Using the profit expansion concept – Marginal Cost = Marginal Revenue, any place on the perpendicular MC curve will show results. The cost and amount don't change paying little respect to the cost. The price stays at P* and yield Q*, even at the Upper or Lower MC.
Conclusion
It is concluded after analysing the above content in this research essay that the four basic structures of the market possess different characteristics. They differ from each other based on the number of sellers in the market, the knowledge of the customers, the influence of price level and various other factors. These aspects have all been discussed in the report.

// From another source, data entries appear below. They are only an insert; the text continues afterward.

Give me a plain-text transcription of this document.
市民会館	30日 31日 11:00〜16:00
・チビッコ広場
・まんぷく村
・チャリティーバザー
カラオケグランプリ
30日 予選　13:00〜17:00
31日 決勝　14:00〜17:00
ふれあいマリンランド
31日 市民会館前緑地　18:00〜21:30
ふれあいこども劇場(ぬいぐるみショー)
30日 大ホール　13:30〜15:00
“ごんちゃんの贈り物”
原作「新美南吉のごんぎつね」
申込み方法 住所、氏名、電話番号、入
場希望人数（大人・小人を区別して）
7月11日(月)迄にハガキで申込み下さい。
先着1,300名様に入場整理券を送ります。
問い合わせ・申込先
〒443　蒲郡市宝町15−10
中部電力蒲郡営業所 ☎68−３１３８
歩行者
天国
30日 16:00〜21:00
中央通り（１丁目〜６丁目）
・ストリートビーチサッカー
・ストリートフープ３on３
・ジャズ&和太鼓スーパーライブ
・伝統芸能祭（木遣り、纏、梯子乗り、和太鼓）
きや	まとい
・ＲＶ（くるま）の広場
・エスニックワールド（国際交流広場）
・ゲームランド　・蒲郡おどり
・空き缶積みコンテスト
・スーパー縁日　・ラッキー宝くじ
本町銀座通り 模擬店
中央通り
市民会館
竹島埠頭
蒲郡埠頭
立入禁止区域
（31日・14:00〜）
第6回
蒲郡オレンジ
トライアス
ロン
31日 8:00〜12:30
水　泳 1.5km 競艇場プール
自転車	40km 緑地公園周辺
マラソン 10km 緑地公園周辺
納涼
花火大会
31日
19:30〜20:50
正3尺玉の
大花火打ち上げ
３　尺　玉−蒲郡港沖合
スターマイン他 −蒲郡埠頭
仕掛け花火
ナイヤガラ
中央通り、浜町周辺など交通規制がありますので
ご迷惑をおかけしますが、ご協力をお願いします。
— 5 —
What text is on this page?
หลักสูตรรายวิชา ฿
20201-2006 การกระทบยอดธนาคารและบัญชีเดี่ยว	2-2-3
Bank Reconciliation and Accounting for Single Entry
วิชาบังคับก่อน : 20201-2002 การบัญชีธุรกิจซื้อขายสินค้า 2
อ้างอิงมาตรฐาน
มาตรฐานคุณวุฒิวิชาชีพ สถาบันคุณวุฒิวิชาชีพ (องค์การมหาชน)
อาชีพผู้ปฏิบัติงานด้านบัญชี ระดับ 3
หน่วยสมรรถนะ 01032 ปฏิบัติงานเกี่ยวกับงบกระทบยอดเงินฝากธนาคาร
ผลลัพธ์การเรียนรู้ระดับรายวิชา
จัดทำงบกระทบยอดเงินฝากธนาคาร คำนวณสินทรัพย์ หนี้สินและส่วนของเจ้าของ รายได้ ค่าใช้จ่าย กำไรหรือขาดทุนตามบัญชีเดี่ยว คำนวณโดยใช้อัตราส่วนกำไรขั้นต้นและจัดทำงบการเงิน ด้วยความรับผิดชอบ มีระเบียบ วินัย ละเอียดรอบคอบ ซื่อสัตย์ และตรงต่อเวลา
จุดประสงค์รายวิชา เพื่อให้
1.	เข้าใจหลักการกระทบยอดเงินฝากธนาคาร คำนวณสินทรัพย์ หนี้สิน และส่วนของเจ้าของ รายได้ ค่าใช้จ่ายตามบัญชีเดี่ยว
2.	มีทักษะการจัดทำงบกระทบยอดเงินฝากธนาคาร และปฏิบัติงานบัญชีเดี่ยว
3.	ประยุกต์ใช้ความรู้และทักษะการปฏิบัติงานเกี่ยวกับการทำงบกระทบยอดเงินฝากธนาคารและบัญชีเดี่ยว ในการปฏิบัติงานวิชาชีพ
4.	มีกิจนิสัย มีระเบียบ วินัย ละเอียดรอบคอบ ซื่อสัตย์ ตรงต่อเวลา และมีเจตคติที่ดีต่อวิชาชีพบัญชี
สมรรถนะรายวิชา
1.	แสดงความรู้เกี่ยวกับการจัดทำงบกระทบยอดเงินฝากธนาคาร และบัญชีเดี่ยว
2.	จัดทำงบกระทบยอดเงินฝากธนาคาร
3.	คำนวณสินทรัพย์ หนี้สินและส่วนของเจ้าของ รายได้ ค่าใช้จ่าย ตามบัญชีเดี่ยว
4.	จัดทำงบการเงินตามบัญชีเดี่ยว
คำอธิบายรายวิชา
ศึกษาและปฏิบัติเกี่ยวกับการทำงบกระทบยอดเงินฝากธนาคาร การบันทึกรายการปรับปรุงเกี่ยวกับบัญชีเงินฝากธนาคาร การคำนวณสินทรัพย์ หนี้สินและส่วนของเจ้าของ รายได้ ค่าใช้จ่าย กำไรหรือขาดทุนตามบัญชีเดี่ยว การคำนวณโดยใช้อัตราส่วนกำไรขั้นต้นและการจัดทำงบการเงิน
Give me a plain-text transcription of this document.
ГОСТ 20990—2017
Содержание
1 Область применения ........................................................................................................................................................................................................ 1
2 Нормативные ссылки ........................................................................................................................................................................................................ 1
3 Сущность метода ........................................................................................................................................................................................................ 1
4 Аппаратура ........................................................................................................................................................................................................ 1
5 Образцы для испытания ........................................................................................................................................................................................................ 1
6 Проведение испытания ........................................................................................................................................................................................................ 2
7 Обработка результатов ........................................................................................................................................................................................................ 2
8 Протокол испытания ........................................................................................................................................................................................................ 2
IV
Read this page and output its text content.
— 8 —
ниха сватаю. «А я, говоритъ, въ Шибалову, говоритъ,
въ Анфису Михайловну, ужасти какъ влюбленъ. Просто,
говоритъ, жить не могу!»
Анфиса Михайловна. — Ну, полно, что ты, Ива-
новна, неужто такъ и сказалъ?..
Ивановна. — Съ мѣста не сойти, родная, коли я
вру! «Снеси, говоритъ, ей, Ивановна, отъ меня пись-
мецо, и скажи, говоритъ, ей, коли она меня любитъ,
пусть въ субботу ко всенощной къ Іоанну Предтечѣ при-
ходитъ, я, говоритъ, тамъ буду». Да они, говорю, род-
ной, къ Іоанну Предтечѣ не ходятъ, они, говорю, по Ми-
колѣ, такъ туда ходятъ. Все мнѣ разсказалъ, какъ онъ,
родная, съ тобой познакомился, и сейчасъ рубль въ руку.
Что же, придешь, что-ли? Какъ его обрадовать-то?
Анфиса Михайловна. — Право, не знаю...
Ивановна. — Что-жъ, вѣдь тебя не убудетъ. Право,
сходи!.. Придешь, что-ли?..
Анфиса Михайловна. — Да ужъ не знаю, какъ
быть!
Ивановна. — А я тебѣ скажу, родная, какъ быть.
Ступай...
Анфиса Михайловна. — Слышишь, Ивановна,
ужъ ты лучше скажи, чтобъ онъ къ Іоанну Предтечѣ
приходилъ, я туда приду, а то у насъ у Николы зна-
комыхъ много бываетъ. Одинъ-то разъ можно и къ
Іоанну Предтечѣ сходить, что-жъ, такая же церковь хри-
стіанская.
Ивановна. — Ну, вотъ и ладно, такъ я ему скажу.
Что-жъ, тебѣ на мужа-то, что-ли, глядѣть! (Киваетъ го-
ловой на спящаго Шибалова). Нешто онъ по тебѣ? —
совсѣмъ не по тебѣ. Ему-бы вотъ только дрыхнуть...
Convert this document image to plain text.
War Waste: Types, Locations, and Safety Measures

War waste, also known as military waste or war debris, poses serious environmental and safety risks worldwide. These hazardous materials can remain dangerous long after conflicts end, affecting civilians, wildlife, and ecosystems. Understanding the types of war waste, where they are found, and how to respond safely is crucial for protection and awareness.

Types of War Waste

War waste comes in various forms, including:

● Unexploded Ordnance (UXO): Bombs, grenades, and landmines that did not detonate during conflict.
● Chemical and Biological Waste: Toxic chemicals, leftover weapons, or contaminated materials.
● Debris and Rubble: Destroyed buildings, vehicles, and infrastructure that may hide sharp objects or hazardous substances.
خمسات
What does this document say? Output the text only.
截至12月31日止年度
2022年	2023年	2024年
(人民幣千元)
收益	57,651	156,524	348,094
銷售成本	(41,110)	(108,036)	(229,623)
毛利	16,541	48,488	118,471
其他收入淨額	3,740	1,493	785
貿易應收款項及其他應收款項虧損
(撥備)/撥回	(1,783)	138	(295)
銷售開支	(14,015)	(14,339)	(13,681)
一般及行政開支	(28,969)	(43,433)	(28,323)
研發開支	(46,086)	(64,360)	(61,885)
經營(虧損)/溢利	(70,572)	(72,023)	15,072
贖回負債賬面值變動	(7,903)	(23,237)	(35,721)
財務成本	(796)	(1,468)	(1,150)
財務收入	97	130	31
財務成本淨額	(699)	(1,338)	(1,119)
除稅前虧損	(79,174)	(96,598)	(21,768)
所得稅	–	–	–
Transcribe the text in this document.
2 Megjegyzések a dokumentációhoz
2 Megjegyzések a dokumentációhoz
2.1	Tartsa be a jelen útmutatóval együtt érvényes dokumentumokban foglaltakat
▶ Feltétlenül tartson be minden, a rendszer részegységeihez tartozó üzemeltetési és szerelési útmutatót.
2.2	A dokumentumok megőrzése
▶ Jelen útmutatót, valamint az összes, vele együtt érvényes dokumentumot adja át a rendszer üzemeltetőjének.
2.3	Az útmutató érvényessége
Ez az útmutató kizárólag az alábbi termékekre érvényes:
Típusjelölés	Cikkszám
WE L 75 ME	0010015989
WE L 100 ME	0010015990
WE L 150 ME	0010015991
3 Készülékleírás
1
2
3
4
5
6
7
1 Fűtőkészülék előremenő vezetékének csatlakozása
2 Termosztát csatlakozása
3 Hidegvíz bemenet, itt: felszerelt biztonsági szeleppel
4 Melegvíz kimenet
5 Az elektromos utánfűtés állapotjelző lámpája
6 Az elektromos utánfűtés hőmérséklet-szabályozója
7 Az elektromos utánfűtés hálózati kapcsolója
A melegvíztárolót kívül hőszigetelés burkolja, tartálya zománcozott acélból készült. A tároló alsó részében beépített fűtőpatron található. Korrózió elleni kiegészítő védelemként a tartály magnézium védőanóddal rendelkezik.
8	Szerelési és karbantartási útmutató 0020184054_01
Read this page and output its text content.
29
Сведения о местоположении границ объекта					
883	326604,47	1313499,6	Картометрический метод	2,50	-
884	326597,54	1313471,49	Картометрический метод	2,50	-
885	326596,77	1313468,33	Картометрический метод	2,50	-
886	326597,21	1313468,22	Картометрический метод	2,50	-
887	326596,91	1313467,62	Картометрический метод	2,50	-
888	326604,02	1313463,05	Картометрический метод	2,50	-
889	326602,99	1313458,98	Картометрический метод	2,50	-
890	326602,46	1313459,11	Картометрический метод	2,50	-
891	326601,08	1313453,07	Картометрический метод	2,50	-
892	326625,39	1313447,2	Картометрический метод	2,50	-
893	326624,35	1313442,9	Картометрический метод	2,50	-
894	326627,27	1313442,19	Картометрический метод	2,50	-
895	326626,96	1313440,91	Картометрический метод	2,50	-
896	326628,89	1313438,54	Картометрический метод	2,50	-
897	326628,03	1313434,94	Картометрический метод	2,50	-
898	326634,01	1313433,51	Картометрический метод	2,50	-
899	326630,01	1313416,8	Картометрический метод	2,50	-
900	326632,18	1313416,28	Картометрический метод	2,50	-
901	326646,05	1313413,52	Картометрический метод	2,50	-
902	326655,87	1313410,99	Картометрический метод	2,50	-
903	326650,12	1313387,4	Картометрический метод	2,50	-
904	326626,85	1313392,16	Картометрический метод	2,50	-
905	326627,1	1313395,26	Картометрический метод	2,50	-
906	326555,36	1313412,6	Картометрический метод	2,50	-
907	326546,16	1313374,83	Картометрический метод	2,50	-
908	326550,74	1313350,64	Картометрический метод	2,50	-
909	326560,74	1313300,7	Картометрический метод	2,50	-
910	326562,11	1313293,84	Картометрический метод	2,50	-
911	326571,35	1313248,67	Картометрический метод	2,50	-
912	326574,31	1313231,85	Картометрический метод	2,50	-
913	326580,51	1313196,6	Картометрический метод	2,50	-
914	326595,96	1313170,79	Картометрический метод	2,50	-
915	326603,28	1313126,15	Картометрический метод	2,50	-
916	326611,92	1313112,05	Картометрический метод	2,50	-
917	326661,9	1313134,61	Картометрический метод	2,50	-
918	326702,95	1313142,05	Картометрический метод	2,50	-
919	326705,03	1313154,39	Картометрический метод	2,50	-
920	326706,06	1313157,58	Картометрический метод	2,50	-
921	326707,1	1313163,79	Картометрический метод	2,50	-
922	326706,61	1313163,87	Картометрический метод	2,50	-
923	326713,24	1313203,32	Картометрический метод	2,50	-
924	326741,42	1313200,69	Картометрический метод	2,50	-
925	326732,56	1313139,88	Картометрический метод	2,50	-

It has also been assessed as per the characteristics of monopolistic markets that the company ‘Australia Post’ exercises monopolistic dominance over the postal service industry in the country. In this context, the features of a monopoly have been discussed along with its drawbacks. Accordingly, it has been established in the report that monopolies face the problem of allocative inefficiency, which results in the disproportionate allocation of income. It has been suggested that this market be turned to a non-collusive oligopoly, which will help mitigate the ill-effects of a monopoly.